The area includes two high schools and seven other schools, as well as the Ken Malloy Harbor Regional and two other parks. There is a Kaiser Permanente hospital as well. Harbor City's percentage of high school graduates is larger than the city's as a whole.
Harbor City is flanked by Harbor Gateway to the north, West Carson and Wilmington to the east, Wilmington and San Pedro to the south and Torrance and Lomita to the west. The neighborhood's boundaries are West Sepulveda Boulevard on the north, Western Avenue and the Harbor Freeway (following the city line with Los Angeles County) on the east, West Anaheim Street and Palos Verdes Drive on the south and the boundary with Lomita and Torrance on the west
Relation of Harbor City to other communities:
A total of 23,561 people lived in Harbor City's 2.58 square miles, according to the 2000 U.S. census—about 9,127 people per square mile, an average population density compared to the city as a whole. Population was estimated at 36,040 in 2008. The median age was 40, also average for Los Angeles. The percentages of people from birth through age 34 were among the county's highest. The percentage of widowed men (7.3%) was among the county's highest.
Harbor City is considered highly diverse ethnically, with a diversity index of 0.674. In 2000 Latinos made up 48.1% of the population, non-Hispanic whites 25.1%, Asians 14.1%, blacks 10.7% and others 2%. Mexico and Korea were the most common places of birth for the 36.2% of the residents who were born abroad, considered an average percentage of foreign-born when compared with the city and the county as a whole.

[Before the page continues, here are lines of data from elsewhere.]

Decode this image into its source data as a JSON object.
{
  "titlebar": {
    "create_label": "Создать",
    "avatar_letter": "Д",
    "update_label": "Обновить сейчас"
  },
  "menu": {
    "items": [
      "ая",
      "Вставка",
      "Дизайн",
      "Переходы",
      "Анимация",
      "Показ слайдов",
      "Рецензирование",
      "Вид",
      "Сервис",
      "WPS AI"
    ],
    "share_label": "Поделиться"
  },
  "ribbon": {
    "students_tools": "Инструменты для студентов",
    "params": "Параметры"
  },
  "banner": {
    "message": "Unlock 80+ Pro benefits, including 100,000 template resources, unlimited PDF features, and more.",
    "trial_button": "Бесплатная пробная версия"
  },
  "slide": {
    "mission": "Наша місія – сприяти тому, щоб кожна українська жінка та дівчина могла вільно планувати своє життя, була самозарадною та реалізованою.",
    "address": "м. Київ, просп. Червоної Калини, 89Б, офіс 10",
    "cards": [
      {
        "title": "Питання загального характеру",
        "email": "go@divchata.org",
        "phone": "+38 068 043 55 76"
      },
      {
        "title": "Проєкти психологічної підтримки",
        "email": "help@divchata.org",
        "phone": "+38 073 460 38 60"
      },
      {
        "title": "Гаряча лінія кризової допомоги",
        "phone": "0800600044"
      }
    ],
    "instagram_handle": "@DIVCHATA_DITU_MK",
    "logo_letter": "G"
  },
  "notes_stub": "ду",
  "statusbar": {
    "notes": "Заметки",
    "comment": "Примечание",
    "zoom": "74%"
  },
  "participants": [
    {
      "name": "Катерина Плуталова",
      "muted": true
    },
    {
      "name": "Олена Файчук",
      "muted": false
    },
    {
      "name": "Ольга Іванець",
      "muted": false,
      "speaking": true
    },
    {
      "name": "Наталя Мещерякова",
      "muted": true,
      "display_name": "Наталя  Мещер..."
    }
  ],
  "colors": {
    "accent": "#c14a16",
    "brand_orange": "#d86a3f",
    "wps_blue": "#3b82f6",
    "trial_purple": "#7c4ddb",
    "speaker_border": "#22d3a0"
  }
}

The $55,454 median household income in 2008 dollars was average for the city. Renters occupied 54.4% of the housing units, and homeowners occupied the rest.
The Los Angeles Basin was the ancestral land of the Tongva–Gabrieleño Native Americans for thousands of years. In other areas of the Los Angeles Basin, archeological sites date back 8,000 to 15,000 years. Their first contact with Europeans was in 1542 with João Cabrilho (Juan Cabrillo), the Portuguese explorer who also was the first to write of them. Shwaanga, a very large Tongva settlement in the Harbor area, was also a departure point for rancherias on the Channel Islands. The water at Machado Lake was so clean that it used to be called "Sweet Water." The Tongva lived in a virtual paradise for thousands of years, with good weather, an abundance of food and water, and plenty of resources. In 1542, the Spanish arrived in the Catalina (Pimu’nga) and San Pedro (Chaawenga, Palos Verdes-Chowiinga) harbor areas.
Harbor City was originally part of the Rancho San Pedro, granted by the Spanish Empire in 1784 by King Carlos III to Juan Jose Dominguez. The rancho was divided and sold by Californios during the Spanish and Mexican periods of Alta California. After the Mexican–American War ended in 1848, many of the rancho lands were acquired by American settlers.
By around the start of the 20th century, city leaders had decided that it would be in the best interests of Angeles if the port and harbor areas were directly annexed. The independent cities of San Pedro (founded in the late 18th century) and Wilmington (founded in 1858 by Phineas Banning) were then-independent establishments of what would become the Port of Los Angeles. Following the establishment of San Pedro as the main source for the port in Santa Monica in 1897, Los Angeles city leaders argued that direct control over the port areas would be mutually beneficial by providing San Pedro and Wilmington with larger funding and in turn allowing the city to garner more revenue via the increasing port trade. The two cities were initially reluctant to join, but in 1906, frustrated by the indecision of San Pedro and Wilmington leaders, the city of Los Angeles purchased a long and narrow swath of land that connected then-South Los Angeles to San Pedro, naming the two regions Harbor Gateway and Harbor City. City leaders then threatened to build a new port in Harbor City if the recalcitrant towns would not acquiesce to annexation. Both agreed by 1909. In return, the city of Los Angeles elected to keep Harbor City as a land-locked part of the main city, linking the metropolis to its newly-won ocean trading centers.
Harbor City hosts a hospital and various medical buildings in the Kaiser Permanente Medical Center, located along Pacific Coast Highway, between Normandie Ave. and Vermont Ave. The hospital is across from Ken Malloy Memorial Park.
18.1% of Harbor City's residents aged 25 or older had completed a four-year degree by 2000, an average figure when compared with the city and the county at large.
The schools within Harbor City's boundaries are:
In the 1990s, Coast Christian Schools (now Valor Christian Academy) had a campus in Harbor City.
Los Angeles Public Library operates the Harbor Gateway-Harbor City Branch Library.